I Am a Tandem Nurser!

I joyfully shout this inside my head.

I had already shifted my focus to being a tandem nurturer. I partially came up with this term for myself through processing my sadness and disappointment that I probably would not be tandem nursing my children. After realizing the probable source of my daughter’s nose obsessionforced weaning caused by my pregnant body’s refusal to make milk, I wondered “Am I still a breastfeeding mama?” I feared that my nursing relationship with my daughter was ended without me even knowing when.

How many weeks (months?) had gone by without her asking to nurse?

I found myself choosing clothes without having to consider if I could nurse in them or not. I knew I would be thinking about nursing clothes again because of the baby, but I wondered often if somehow I would be able to be a tandem nurser after the birth.
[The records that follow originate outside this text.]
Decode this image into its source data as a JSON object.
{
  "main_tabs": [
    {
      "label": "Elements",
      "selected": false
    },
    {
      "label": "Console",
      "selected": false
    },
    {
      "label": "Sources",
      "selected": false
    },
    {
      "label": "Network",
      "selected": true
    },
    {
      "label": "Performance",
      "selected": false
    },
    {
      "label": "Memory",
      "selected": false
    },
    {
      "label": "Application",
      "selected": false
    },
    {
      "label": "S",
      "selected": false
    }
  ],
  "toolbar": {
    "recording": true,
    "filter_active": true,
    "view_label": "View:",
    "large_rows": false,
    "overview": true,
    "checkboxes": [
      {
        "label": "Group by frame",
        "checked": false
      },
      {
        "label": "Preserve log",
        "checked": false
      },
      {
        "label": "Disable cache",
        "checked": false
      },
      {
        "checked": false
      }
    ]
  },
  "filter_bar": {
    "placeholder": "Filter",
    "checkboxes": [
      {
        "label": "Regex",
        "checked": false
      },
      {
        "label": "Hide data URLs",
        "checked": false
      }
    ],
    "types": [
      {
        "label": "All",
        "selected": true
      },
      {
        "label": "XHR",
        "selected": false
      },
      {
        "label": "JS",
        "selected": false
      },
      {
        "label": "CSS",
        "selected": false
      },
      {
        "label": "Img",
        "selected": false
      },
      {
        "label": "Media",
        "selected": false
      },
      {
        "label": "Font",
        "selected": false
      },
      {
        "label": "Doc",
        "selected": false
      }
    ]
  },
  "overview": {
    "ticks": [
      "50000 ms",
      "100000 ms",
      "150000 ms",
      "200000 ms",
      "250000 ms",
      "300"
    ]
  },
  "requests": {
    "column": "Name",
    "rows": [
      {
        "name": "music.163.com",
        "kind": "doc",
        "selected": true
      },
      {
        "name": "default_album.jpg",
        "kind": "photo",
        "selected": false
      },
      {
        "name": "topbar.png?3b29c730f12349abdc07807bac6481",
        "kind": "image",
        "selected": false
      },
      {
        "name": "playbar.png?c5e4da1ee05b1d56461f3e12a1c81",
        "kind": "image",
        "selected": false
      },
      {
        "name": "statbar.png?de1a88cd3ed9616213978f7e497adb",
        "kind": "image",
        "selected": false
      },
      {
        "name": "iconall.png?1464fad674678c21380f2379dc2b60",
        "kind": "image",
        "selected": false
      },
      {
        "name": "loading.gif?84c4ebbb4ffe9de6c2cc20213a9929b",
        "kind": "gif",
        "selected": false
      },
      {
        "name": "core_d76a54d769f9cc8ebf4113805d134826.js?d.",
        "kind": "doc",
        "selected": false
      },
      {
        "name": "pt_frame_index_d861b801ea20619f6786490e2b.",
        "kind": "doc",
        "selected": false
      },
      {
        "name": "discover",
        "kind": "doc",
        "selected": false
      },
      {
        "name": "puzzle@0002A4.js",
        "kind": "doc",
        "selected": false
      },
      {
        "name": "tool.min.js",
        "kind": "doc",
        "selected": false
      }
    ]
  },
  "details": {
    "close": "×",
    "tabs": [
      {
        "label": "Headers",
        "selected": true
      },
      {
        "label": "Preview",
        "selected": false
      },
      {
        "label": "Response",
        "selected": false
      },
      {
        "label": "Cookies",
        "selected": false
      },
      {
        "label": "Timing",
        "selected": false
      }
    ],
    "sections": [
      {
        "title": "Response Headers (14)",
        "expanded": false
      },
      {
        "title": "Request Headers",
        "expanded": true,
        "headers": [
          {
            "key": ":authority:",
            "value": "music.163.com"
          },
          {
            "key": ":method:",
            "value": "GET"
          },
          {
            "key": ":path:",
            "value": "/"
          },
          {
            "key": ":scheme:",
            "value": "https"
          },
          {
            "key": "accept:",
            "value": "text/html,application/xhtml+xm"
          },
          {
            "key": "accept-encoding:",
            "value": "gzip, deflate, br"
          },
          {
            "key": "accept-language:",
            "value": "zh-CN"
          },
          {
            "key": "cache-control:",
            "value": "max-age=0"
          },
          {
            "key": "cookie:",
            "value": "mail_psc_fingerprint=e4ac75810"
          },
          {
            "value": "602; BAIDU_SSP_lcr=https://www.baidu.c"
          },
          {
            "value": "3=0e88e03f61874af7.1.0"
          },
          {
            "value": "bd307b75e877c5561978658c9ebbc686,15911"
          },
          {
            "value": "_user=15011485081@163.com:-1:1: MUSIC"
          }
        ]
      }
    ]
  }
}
I worried that when my milk came back that my daughter wouldn’t have interest, so I was hopeful when she started getting curious from watching all the birth videos. One time before the birth, she asked to nurse, and I found that my aversion was less intense. Despite these positive signs, I questioned whether she would remember how to latch. (She wasn’t that great to begin with.)

The day baby came, I happily nursed when she asked (and made sure to take pictures in case it never happened again), but my worst fears were realized — she couldn’t latch!

She didn’t seem to remember, and when I tried to help it made things worse. My milk didn’t really come in for a week, which didn’t help either. (I think that maybe happened because I wanted to leave baby in the light treatment for jaundice so I didn’t get to hold him much, which stimulates milk production.) She asked to nurse once or so a day, and I still felt a bit of agitation. I was also frustrated and fried (emotionally and literally) from the 24-hr light therapy and the strain of staying positive about baby’s health. I began to think maybe we were both trying, but it just wasn’t going to happen.

Enter the milk.

When my milk came in, I cried inside…again, for joy. I felt relief from worry that I wasn’t going to be able to feed my newborn baby well. Some of my joy came from renewed hope that with actual milk coming out (and forcefully) that my daughter would somehow begin nursing.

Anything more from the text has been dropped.